Der Autor und Musiker Simon "Sid" Steiner ist im Begriff sein neustes Buch "Wie der Punk nach Stuttgart kam" zu veröffentlichen. Aus der Idee eines Taschenbuches wurde allerdings schnell mehr als sich der Autor träumen ließ: Ein dicker Wälzer voller Fotos und Collagen, eine CD und eine gleichnamige Ausstellung.

Als Student interessierte er sich nicht nur aus privater und musikalischer Sicht für Subkulturen, sondern auch aus wissenschaftlicher Perspektive. Sein neues Buch soll die Entwicklung des Punks als Musikrichtung, Jugendkultur, Haltung und als Identität nachvollziehbar machen.

Zur Vorbereitung für das Buch führte er circa 120 Interviews mit Zeitzeugen durch. Sie erzählten, wie sie das Aufkommen des Punks in der Umgebung Stuttgarts am Ende der 1970er erlebten. Dazu kamen schnell Fotos, musikalische Beiträge und Gegenstände. Als Verlag für das Buch wurde EDITIONrandgruppe ausgewählt. Angesichts der Fülle an Material ging vom Verleger die Idee einer Ausstellung zum Buch aus. So wurde aus der urspürnglichen Idee eines Taschenbuches ein großes Projekt. In Wie der Punk nach Stuttgart kam geht es um Musikgeschichte, aber auch um politische Einstellung und das Selbstbild der Szene.
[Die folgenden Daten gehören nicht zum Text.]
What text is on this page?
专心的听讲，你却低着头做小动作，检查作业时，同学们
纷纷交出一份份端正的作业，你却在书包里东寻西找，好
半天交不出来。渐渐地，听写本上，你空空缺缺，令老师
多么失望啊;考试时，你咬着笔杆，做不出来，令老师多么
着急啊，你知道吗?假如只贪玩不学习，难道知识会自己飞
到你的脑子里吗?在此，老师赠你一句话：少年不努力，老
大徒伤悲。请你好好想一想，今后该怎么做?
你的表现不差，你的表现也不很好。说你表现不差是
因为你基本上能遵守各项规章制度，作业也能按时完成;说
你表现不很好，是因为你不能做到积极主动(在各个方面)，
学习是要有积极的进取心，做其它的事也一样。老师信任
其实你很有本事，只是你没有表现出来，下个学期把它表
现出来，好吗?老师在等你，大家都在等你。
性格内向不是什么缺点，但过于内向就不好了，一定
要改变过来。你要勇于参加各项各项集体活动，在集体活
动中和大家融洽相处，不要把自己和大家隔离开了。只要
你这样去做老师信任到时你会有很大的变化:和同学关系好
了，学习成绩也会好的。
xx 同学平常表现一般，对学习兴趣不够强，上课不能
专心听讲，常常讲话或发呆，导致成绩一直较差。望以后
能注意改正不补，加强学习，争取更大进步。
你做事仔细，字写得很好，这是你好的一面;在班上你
Der Beginn des Stuttgarter Punks liegt nicht in der Großstadt, sondern in den umliegenden Gemeinden. Etwa 1978 brachten deutsche Touristen aus London Punkkasetten mit. Diese "importierte" Musik wurde von den hießigen Jugendlichen auch auf britischen Soldatensendern gehört. Das Interesse an dieser fremden, frechen und provokanten Musik wuchs. Sie diente als perfekte Abgrenzung zu den Hippies und dem weit verbreiteten Prog-Rock. Die Kleidung der Punks wurde provokanter und diese Welle aus Musik und Auftritt erreichte bald auch die Großstadt Stuttgart.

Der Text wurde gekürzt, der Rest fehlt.